With the new manager in place, things are already going to change, and those changes are going to be wholesale. The trimmed squad above, with additions and recalls in the right places, is more than good enough to at least fight for a top 4 spot (which is what the new manager should look to do in the first year before moving onto bigger and better goals). We will not be a freakin’ mid-table side because we got rid or the Wilsheres, Ramseys, Xhakas, Welbecks, and Ospinas of the squad. And we will be far better off letting a rebuilt and remade squad gel (as if gelling takes a squad years and years, lol) than persisting with an “already gelled” squad who we’ve seen enough of to know will never reach the heights this club should truly wish to be at.

You’re right: a squad is more than just a collection of talented individuals. It’s a well built and managed collection of determined, inspired, and ambitious individuals who don’t settle for mediocrity. We have 11 starting spots, and 25 squad spots. We need to use them to best advantage, not collect and keep 4 starters who are best in one spot while 2 other spots lack a starting caliber player. And the players we have need to either be of a certain caliber, have the potential to be of that certain caliber. Or be useful in a certain limited role that doesn’t count on them to be among the most relied upon and well-paid members of the team. That’s the way it’s done at the biggest, most ambitious, and most accomplished clubs in the world.

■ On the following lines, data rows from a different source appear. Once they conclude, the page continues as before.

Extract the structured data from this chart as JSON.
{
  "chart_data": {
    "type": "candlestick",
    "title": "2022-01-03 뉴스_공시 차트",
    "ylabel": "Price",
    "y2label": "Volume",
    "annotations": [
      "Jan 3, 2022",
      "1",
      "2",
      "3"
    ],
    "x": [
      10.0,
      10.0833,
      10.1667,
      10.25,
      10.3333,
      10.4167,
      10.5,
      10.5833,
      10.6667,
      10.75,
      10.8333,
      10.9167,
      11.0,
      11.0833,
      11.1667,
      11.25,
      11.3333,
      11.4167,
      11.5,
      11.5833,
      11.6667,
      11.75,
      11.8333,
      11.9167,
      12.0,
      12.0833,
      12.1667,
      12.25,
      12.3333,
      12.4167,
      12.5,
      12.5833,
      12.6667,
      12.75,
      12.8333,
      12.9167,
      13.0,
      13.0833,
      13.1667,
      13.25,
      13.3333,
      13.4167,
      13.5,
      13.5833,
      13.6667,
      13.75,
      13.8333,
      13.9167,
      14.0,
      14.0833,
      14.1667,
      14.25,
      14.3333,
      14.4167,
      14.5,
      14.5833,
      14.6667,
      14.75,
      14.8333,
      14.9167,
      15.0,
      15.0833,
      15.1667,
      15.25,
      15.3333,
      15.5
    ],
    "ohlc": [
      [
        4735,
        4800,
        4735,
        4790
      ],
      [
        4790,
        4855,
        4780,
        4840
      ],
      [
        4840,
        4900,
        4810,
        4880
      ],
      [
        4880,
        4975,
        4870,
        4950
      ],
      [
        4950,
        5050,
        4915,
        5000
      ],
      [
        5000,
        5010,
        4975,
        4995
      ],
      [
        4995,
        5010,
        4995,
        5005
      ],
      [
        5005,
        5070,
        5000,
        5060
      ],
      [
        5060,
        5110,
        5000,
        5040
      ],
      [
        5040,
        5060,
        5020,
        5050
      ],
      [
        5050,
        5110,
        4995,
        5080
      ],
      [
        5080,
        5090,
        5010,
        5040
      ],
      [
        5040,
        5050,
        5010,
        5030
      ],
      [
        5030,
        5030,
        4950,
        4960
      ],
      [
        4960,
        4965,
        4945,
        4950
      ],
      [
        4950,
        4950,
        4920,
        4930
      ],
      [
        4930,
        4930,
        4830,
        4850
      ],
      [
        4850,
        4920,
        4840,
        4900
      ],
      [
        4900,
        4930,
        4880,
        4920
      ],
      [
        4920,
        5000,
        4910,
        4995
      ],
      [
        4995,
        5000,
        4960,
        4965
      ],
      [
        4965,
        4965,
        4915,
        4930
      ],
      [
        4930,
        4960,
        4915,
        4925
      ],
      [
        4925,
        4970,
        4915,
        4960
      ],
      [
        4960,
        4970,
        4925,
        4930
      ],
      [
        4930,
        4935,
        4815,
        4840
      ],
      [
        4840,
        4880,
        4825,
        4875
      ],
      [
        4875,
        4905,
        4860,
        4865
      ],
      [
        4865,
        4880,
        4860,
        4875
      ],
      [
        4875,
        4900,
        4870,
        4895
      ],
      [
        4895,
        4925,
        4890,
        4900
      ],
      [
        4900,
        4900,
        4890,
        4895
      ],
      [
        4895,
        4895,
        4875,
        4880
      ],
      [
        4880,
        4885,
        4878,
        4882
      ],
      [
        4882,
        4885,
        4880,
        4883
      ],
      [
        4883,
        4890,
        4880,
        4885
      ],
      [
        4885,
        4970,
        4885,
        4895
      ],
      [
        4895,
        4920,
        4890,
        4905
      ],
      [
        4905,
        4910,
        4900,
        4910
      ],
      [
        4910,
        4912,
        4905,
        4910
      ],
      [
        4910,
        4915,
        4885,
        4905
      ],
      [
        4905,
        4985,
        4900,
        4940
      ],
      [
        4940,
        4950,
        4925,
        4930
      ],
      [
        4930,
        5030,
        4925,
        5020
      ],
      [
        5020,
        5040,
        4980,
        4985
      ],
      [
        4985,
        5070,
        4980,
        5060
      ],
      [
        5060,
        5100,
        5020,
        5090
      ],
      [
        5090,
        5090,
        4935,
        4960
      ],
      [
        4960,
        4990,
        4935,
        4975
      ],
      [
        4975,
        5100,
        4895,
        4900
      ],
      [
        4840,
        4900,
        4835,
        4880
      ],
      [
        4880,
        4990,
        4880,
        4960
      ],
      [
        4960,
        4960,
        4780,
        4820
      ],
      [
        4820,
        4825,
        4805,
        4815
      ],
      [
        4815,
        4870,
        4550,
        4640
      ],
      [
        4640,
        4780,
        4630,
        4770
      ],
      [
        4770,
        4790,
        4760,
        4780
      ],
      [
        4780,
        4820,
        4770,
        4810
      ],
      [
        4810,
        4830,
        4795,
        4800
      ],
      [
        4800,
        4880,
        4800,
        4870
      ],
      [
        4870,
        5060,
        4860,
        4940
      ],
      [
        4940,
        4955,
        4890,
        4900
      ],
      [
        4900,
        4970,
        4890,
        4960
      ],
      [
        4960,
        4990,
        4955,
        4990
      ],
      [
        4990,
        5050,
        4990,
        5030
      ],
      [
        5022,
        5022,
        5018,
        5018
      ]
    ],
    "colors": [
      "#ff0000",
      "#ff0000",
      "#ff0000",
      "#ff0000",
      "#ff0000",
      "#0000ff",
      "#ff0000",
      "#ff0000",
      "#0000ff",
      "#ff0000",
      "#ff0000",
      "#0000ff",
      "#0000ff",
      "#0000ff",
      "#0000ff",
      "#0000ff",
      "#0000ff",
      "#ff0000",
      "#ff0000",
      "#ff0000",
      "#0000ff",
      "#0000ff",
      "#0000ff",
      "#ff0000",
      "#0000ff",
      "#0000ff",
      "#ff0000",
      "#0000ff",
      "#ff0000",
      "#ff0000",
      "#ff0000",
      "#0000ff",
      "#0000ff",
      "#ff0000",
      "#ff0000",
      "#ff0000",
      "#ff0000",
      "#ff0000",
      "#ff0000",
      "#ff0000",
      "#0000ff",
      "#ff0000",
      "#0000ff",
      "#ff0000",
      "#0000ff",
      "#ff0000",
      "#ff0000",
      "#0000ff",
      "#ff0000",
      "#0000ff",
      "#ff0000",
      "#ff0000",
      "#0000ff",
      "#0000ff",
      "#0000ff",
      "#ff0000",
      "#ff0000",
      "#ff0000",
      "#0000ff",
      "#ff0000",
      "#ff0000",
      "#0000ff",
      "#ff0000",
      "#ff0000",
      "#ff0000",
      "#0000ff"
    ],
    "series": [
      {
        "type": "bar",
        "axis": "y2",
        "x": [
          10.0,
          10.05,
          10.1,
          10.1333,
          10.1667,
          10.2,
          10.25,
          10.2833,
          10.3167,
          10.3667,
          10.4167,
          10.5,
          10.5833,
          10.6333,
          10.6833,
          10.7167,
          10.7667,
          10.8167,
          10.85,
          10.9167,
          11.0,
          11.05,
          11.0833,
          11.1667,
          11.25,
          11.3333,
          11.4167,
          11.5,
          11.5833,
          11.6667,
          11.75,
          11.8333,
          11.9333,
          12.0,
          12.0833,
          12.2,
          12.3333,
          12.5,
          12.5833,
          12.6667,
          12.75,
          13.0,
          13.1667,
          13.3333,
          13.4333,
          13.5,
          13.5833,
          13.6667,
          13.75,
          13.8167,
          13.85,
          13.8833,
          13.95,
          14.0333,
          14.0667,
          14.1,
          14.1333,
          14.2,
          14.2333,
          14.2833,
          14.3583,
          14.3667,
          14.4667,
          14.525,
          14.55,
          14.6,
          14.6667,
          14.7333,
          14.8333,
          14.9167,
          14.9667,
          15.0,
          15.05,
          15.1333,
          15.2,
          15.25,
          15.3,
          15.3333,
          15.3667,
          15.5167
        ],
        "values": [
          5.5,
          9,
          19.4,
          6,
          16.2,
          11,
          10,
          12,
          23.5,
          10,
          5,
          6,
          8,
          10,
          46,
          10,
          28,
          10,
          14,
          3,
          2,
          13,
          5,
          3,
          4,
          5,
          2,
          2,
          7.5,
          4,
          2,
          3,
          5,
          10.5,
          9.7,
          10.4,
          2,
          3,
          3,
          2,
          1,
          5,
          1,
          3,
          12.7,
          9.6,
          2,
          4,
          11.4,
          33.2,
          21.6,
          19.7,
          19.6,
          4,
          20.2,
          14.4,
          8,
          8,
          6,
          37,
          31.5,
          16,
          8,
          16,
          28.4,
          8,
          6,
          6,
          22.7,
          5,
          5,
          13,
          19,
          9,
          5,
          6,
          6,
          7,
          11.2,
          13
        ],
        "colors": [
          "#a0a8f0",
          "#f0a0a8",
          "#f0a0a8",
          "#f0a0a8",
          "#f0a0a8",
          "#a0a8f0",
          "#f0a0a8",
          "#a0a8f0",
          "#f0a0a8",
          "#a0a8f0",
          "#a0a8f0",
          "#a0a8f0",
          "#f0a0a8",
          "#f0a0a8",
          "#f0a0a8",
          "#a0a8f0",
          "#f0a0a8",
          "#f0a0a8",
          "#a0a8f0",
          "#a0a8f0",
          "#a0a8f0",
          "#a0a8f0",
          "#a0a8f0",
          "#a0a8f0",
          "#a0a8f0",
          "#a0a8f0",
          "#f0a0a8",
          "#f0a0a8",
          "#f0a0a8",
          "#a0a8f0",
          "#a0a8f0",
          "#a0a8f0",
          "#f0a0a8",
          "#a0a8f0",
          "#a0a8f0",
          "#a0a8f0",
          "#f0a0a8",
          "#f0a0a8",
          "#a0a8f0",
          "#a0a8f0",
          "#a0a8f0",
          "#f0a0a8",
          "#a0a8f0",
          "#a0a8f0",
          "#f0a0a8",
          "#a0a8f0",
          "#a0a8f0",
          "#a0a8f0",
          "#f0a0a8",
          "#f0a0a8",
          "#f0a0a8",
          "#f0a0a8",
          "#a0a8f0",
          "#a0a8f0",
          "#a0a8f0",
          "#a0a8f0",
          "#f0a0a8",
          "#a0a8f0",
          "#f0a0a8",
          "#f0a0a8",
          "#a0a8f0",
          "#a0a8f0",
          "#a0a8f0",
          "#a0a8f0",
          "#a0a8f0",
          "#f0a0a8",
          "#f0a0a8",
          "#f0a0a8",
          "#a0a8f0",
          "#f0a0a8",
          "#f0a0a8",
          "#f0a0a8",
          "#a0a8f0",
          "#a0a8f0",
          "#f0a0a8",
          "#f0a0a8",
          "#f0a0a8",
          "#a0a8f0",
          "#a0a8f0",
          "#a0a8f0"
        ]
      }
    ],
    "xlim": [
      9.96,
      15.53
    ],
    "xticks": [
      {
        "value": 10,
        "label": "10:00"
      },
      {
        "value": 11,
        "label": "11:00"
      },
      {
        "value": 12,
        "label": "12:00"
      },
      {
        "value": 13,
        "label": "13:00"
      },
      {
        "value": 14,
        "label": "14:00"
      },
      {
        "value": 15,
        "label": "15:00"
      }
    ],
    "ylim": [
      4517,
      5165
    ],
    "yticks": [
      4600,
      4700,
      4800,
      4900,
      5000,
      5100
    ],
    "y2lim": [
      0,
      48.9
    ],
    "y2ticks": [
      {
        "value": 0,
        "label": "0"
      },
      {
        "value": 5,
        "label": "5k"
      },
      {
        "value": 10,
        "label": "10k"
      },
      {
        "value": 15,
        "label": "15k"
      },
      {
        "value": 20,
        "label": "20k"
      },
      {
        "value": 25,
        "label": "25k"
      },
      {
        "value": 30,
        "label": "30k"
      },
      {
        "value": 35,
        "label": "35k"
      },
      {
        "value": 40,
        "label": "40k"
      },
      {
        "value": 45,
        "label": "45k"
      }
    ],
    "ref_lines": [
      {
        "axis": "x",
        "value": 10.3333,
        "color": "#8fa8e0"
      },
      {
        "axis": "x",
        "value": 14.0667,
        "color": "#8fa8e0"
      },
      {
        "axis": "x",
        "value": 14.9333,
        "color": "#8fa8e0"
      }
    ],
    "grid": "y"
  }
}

And if Arsenal ever wish to count themselves among the elite again, they need to start getting things done that way, and yesterday.

Clock-End Mike
Clock-End Mike

Oh, and I forgot Hector Bellerín and Mo Elneny. Sorry to them.

George Onyango
George Onyango

In one week I will be celebrating the appointment of a new Arsenal Manager! I can’t wait. Wenger will be back in France and all this debate that has been raging for three weeks since he was sacked will end! I can’t wait for that!

Skinnyarse
Skinnyarse

Merci Arsene!
Now we need someone who can get cash out of Plonker and add to a team who can challenge every team in the PL.